7月7日の七夕は「笹の節句」として、素麺を食べる風習があることをご存知でしょうか?
五節句に食べる行事食のひとつで、1月7日に七草粥、3月3日に菱餅や白酒、5月5日に柏餅、9月9日の菊酒、そして七夕(しちせき)7月7日に素麺をお供えしたり食べたりして、無病息災や子孫繁栄などを願い邪気をはらうとされています。
なぜ七夕に素麺?
その昔、中国の帝の子供が7月7日に亡くなり、成仏できなかった子供は一本足の鬼となり熱病を流行らせ、鬼を鎮める為に亡くなった子供の好物であった素麺の原型と言われる索餅(さくへい・さくべい)を供えたところ、鬼は成仏し病が終息したそうです。
素麺の原型小麦菓子の索餅
これが平安時代に日本へ伝わり、7月7日に無病息災の願いを込めて索餅が供えられるようになり、宮内の七夕行事にかかせないものになりました。
やがて索餅は素麺へと名や形を変え、七夕に素麺を食べるようになったといわれています。

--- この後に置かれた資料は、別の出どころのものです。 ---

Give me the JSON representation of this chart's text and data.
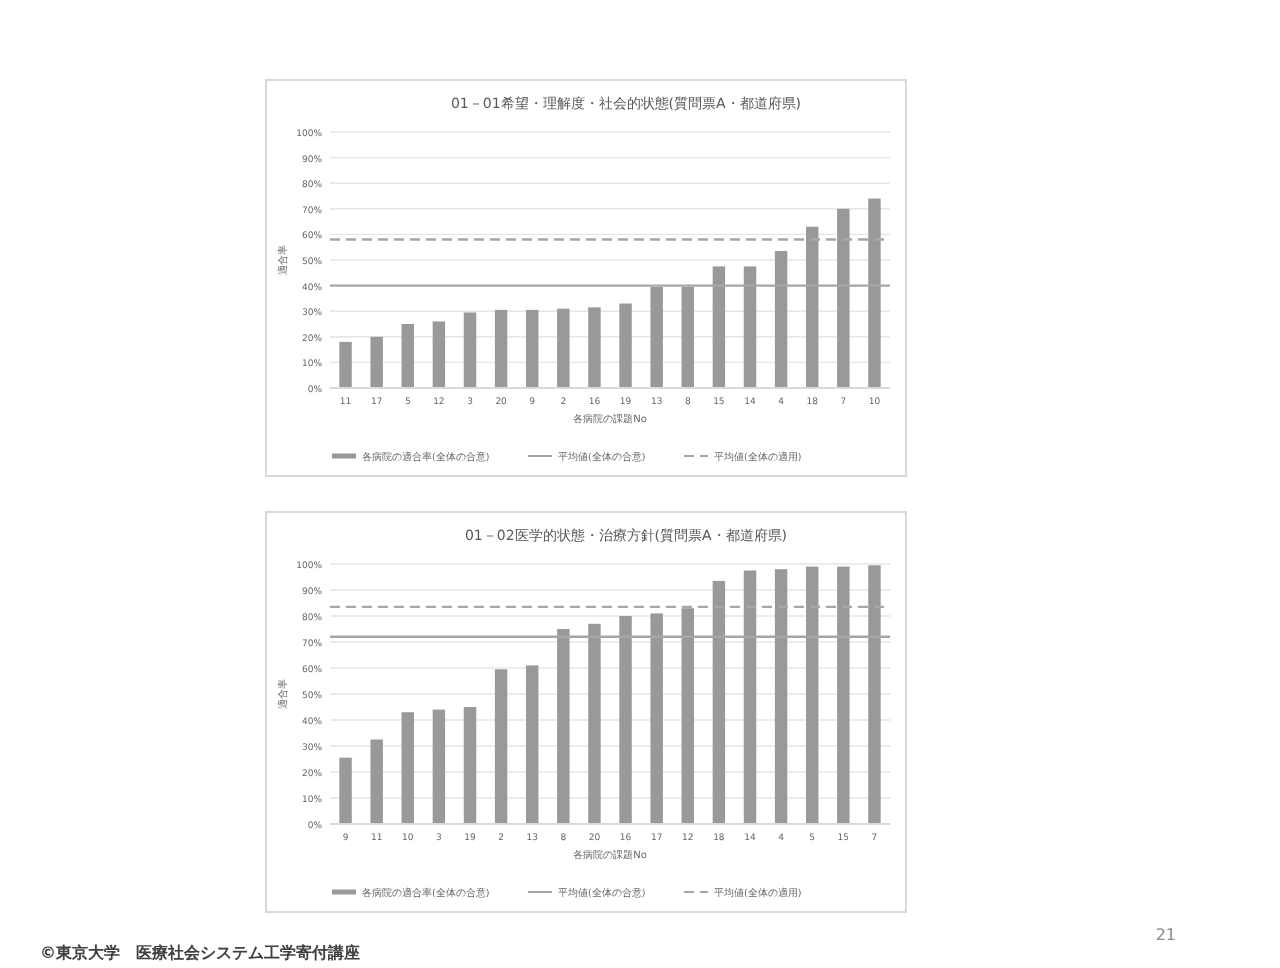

今でも7月7日に食べる素麺は、鬼の故事にちなんで「鬼の腸(はらわた)」と呼ばれています。
素麺は古いものほど良い?
製造後の素麺を倉庫の中で貯蔵し、高温多湿の梅雨期を越すことで一種の高温発酵をさせます。これを「厄」といいますが、「厄」を越した素麺は湿気によって酵素が活発に働き、脂質やタンパク質、デンプンなどが分解され旨味が増し、ゆでてもコシが強くのびにくい麺に変化するという報告があります。
冬に仕込み厄を越し夏に備える
中でも梅雨を1回越したものを「新物」、2回越したものを「古物(ひねもの)」、3回目の梅雨を越したものを「大古物(おおひねもの)」といい、古いものほど貴重品とされ、美味しいといわれています。
但し、古ければ古いほどいいというわけではなく、一番の食べ頃は製造から2~3年くらいで、メーカーの厳密な温度・湿度管理の元でのことなので賞味期限のうちに食べきりましょう。